CCTV cameras will be placed in state-run disability homes in a three-month trial.
The Department of Human Services is working with clients, families, guardians, staff, stakeholders and unions about how the CCTV will be piloted.
Early consultation supports the $30,000 pilot program being established in one or two properties, each housing up to five residents, with the cameras installed in common areas only.
The program will also feature a system for recording and storing footage for later viewing only if an incident is reported.
"The privacy of clients and staff is a key priority - and the pilot will only operate with the consent of residents and their guardians," a government statement said.
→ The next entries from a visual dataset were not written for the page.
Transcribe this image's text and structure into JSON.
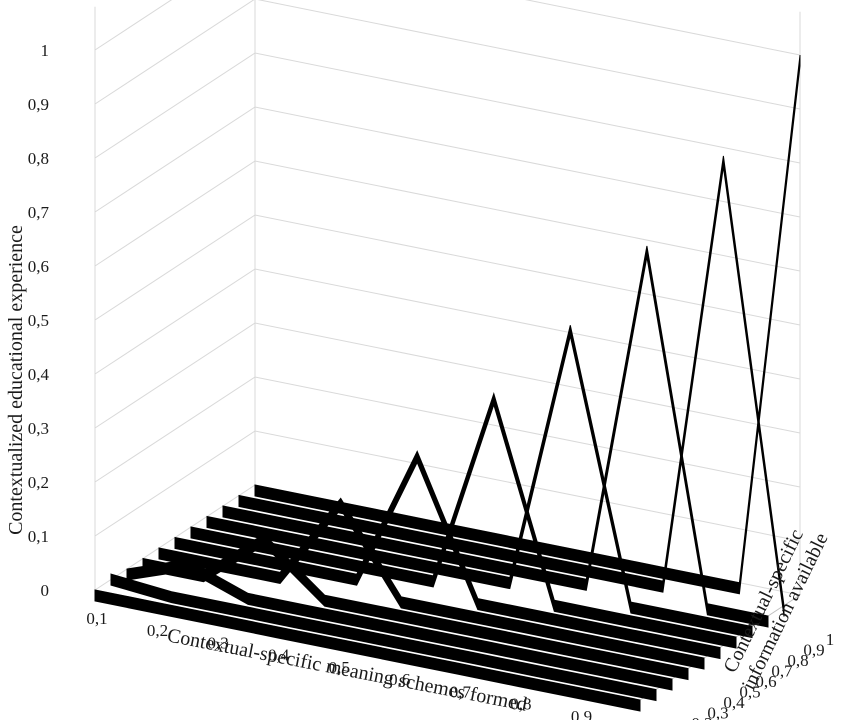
{
  "chart_data": {
    "type": "3d-line",
    "title": "",
    "xlabel": "Contextual-specific meaning schemes formed",
    "ylabel": "Contextual-specific information available",
    "zlabel": "Contextualized educational experience",
    "x_ticks": [
      "0,1",
      "0,2",
      "0,3",
      "0,4",
      "0,5",
      "0,6",
      "0,7",
      "0,8",
      "0,9",
      "1"
    ],
    "y_ticks": [
      "0",
      "0,1",
      "0,2",
      "0,3",
      "0,4",
      "0,5",
      "0,6",
      "0,7",
      "0,8",
      "0,9",
      "1"
    ],
    "z_ticks": [
      "0",
      "0,1",
      "0,2",
      "0,3",
      "0,4",
      "0,5",
      "0,6",
      "0,7",
      "0,8",
      "0,9",
      "1"
    ],
    "x": [
      0.1,
      0.2,
      0.3,
      0.4,
      0.5,
      0.6,
      0.7,
      0.8,
      0.9,
      1
    ],
    "zlim": [
      0,
      1
    ],
    "grid": true,
    "line_color": "#000000",
    "grid_color": "#d9d9d9",
    "series": [
      {
        "y": 0,
        "values": [
          0,
          0,
          0,
          0,
          0,
          0,
          0,
          0,
          0,
          0
        ]
      },
      {
        "y": 0.1,
        "values": [
          0.01,
          0,
          0,
          0,
          0,
          0,
          0,
          0,
          0,
          0
        ]
      },
      {
        "y": 0.2,
        "values": [
          0,
          0.04,
          0,
          0,
          0,
          0,
          0,
          0,
          0,
          0
        ]
      },
      {
        "y": 0.3,
        "values": [
          0,
          0,
          0.09,
          0,
          0,
          0,
          0,
          0,
          0,
          0
        ]
      },
      {
        "y": 0.4,
        "values": [
          0,
          0,
          0,
          0.16,
          0,
          0,
          0,
          0,
          0,
          0
        ]
      },
      {
        "y": 0.5,
        "values": [
          0,
          0,
          0,
          0,
          0.25,
          0,
          0,
          0,
          0,
          0
        ]
      },
      {
        "y": 0.6,
        "values": [
          0,
          0,
          0,
          0,
          0,
          0.36,
          0,
          0,
          0,
          0
        ]
      },
      {
        "y": 0.7,
        "values": [
          0,
          0,
          0,
          0,
          0,
          0,
          0.49,
          0,
          0,
          0
        ]
      },
      {
        "y": 0.8,
        "values": [
          0,
          0,
          0,
          0,
          0,
          0,
          0,
          0.64,
          0,
          0
        ]
      },
      {
        "y": 0.9,
        "values": [
          0,
          0,
          0,
          0,
          0,
          0,
          0,
          0,
          0.81,
          0
        ]
      },
      {
        "y": 1,
        "values": [
          0,
          0,
          0,
          0,
          0,
          0,
          0,
          0,
          0,
          1
        ]
      }
    ]
  }
}
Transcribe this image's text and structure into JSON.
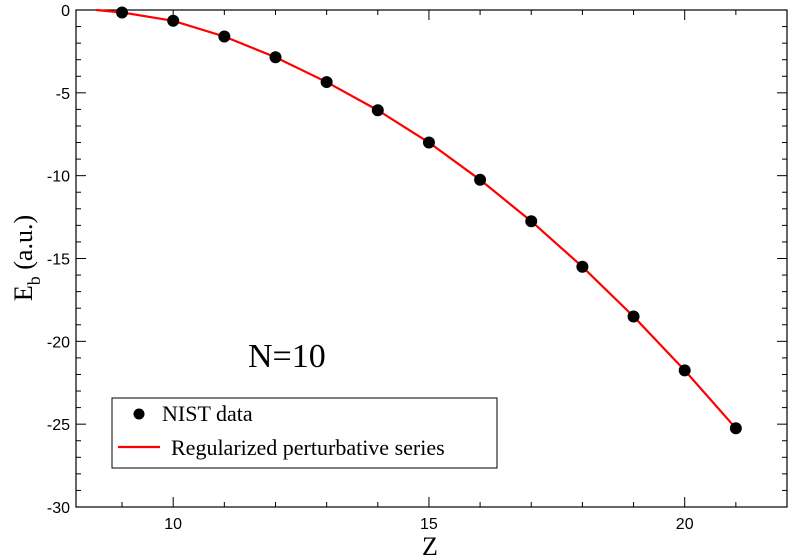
{
  "chart_data": {
    "type": "scatter",
    "xlabel": "Z",
    "ylabel_main": "E",
    "ylabel_sub": "b",
    "ylabel_unit": " (a.u.)",
    "xlim": [
      8.1,
      22
    ],
    "ylim": [
      -30,
      0
    ],
    "xticks": [
      10,
      15,
      20
    ],
    "yticks": [
      0,
      -5,
      -10,
      -15,
      -20,
      -25,
      -30
    ],
    "xtick_labels": [
      "10",
      "15",
      "20"
    ],
    "ytick_labels": [
      "0",
      "-5",
      "-10",
      "-15",
      "-20",
      "-25",
      "-30"
    ],
    "grid": false,
    "annotation": "N=10",
    "legend_position": "bottom-left",
    "series": [
      {
        "name": "NIST data",
        "kind": "markers",
        "color": "#000000",
        "x": [
          9,
          10,
          11,
          12,
          13,
          14,
          15,
          16,
          17,
          18,
          19,
          20,
          21
        ],
        "y": [
          -0.15,
          -0.65,
          -1.6,
          -2.85,
          -4.35,
          -6.05,
          -8.0,
          -10.25,
          -12.75,
          -15.5,
          -18.5,
          -21.75,
          -25.25
        ]
      },
      {
        "name": "Regularized perturbative series",
        "kind": "line",
        "color": "#ff0000",
        "x": [
          8.5,
          9,
          10,
          11,
          12,
          13,
          14,
          15,
          16,
          17,
          18,
          19,
          20,
          21
        ],
        "y": [
          0.0,
          -0.15,
          -0.65,
          -1.6,
          -2.85,
          -4.35,
          -6.05,
          -8.0,
          -10.25,
          -12.75,
          -15.5,
          -18.5,
          -21.75,
          -25.25
        ]
      }
    ]
  }
}
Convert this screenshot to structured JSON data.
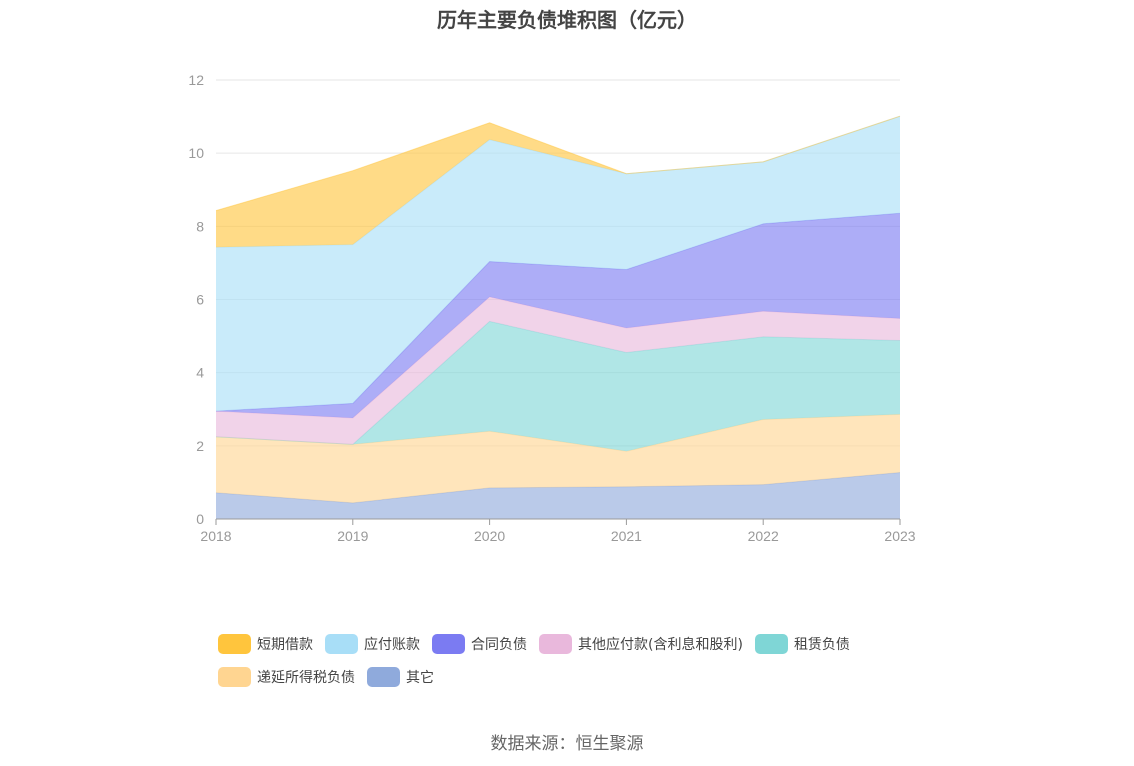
{
  "title": "历年主要负债堆积图（亿元）",
  "source": "数据来源：恒生聚源",
  "chart_data": {
    "type": "area",
    "stacked": true,
    "x": [
      "2018",
      "2019",
      "2020",
      "2021",
      "2022",
      "2023"
    ],
    "ylim": [
      0,
      12
    ],
    "yticks": [
      "0",
      "2",
      "4",
      "6",
      "8",
      "10",
      "12"
    ],
    "grid": true,
    "legend_position": "bottom",
    "series": [
      {
        "name": "其它",
        "color": "#8FAADC",
        "values": [
          0.72,
          0.44,
          0.85,
          0.88,
          0.94,
          1.27
        ]
      },
      {
        "name": "递延所得税负债",
        "color": "#FFD591",
        "values": [
          1.53,
          1.6,
          1.55,
          0.97,
          1.78,
          1.59
        ]
      },
      {
        "name": "租赁负债",
        "color": "#7FD6D6",
        "values": [
          0.0,
          0.0,
          3.0,
          2.7,
          2.26,
          2.02
        ]
      },
      {
        "name": "其他应付款(含利息和股利)",
        "color": "#E9B8DC",
        "values": [
          0.7,
          0.72,
          0.67,
          0.67,
          0.7,
          0.6
        ]
      },
      {
        "name": "合同负债",
        "color": "#7B7BF2",
        "values": [
          0.0,
          0.4,
          0.97,
          1.6,
          2.39,
          2.88
        ]
      },
      {
        "name": "应付账款",
        "color": "#A8DEF7",
        "values": [
          4.48,
          4.34,
          3.33,
          2.62,
          1.69,
          2.65
        ]
      },
      {
        "name": "短期借款",
        "color": "#FFC53D",
        "values": [
          1.0,
          2.02,
          0.46,
          0.0,
          0.0,
          0.0
        ]
      }
    ]
  },
  "legend": {
    "row1": [
      {
        "label": "短期借款",
        "color": "#FFC53D"
      },
      {
        "label": "应付账款",
        "color": "#A8DEF7"
      },
      {
        "label": "合同负债",
        "color": "#7B7BF2"
      },
      {
        "label": "其他应付款(含利息和股利)",
        "color": "#E9B8DC"
      },
      {
        "label": "租赁负债",
        "color": "#7FD6D6"
      }
    ],
    "row2": [
      {
        "label": "递延所得税负债",
        "color": "#FFD591"
      },
      {
        "label": "其它",
        "color": "#8FAADC"
      }
    ]
  }
}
Human Services Minister Michelle Lensink said the use of CCTV had the potential to add an extra layer of safety and security for people living with disability, as well as for staff.
"We're always looking at ways we can improve safeguards for people living with disability - and this pilot will allow us to assess the benefits and challenges of using CCTV systems in state-run disability homes," she said.
"People with disability and their families should have full peace of mind about the quality of care they receive."
Ms Lensink said the cameras would only operate with the consent of residents and their guardians.
"This pilot will provide important information about the value of such a monitoring service to improve the quality of care and support for people living with disability," said Ms Lensink.
"We know that disability support work can present complex and challenging situations and we hope that CCTV will be a useful tool to drive continuous improvement."